Holding a stretch is very important for increasing your muscle memory, and ensuring that the stretch is effective. Ideally, you want to hold a stretch as long as possible. If you are pushing your system too far, holding a stretch will be extremely painful and you can risk pulling a muscle. Hence, you want to stretch to the point that you are definitely not comfortable, but your body is not completely rebelling. When you've reached a challenging degree within a stretch, try to hold your body in this position for at least ten seconds. If ten seconds poses little difficultly, then increasing the time to the thirty second mark will help to fortify your progress.
A Simple Rotating Stretch Routine
Lower your body into a horizontal split. If you cannot hold a straight horizontal split, allow your legs to form as wide a "V" as possible. Then, try to lower your torso as far as you can onto the ground. Those who cannot descend their abdomen to the floor will need to support their body with their arms. Your goal is to reach as far forward as possible with your arms and hold the stretch for about ten to thirty seconds. After you have completed a long count, try to stretch just one inch further. This will push your body slightly. Hold this stretch for ten seconds.
Next, try and move your horizontal split into a vertical split facing to your right. Lower your abdomen as far towards your knee as possible and try to touch your toe. Hold this stretch for between ten to thirty seconds. Then, again, reach for an inch further as to push your body's flexibility standard further. Hold this stretch for ten seconds. Then, turn your torso and switch your split from the right to left direction so that you are stretching the opposite leg. Complete the previous stretch for this leg as well.
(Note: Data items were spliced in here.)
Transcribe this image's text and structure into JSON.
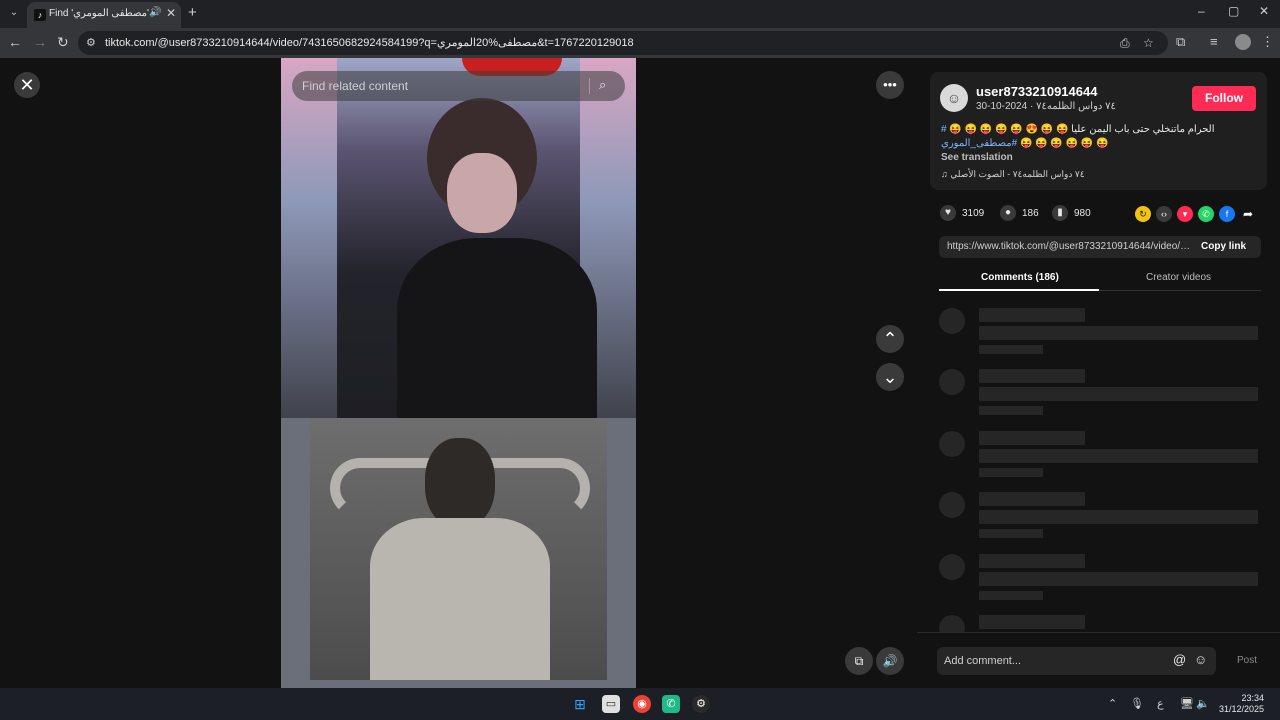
{
  "browser": {
    "tab_title": "Find 'مصطفى المومري' on",
    "tab_favicon": "tiktok-icon",
    "url": "tiktok.com/@user8733210914644/video/7431650682924584199?q=مصطفى%20المومري&t=1767220129018",
    "new_tab_icon": "+",
    "window_controls": [
      "–",
      "▢",
      "✕"
    ]
  },
  "video": {
    "search_placeholder": "Find related content",
    "close_icon": "✕",
    "more_icon": "•••",
    "up_icon": "⌃",
    "down_icon": "⌄",
    "volume_icon": "🔊",
    "float_icon": "⧉"
  },
  "author": {
    "username": "user8733210914644",
    "subline": "٧٤ دواس الظلمه٧٤ · 2024-10-30",
    "follow_label": "Follow"
  },
  "caption": {
    "line1_text": "الحرام ماتنخلي حتى باب اليمن عليا 😝 😝 😍 😝 😝 😝 😝 😝",
    "line1_tag": "#",
    "line2_tag": "#مصطفى_الموري",
    "line2_text": "😝 😝 😝 😝 😝 😝",
    "see_translation": "See translation",
    "music": "♫ ٧٤ دواس الظلمه٧٤ - الصوت الأصلي"
  },
  "stats": {
    "likes": "3109",
    "comments": "186",
    "saves": "980"
  },
  "link": {
    "url": "https://www.tiktok.com/@user8733210914644/video/7...",
    "copy_label": "Copy link"
  },
  "tabs": {
    "comments": "Comments (186)",
    "creator": "Creator videos"
  },
  "comment_box": {
    "placeholder": "Add comment...",
    "post_label": "Post"
  },
  "taskbar": {
    "time": "23:34",
    "date": "31/12/2025",
    "lang": "ع"
  },
  "colors": {
    "accent": "#fe2c55",
    "hashtag": "#7fb6ff"
  }
}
Do this floor routine daily to maintain and enhance your flexibility.
Injury is a common side-effect of a poorly paced training routine. Stretches, like an athletic feat, should be handled carefully and your progress should be even-paced and slow enough to allow your muscles to adjust. The "no pain, no gain" philosophy isn't without its merit, but if your muscles are extremely sore from a prior stretching bout, pushing yourself further is an almost guaranteed path to a muscle pull. Again, your stretching routines should unfold with care and caution.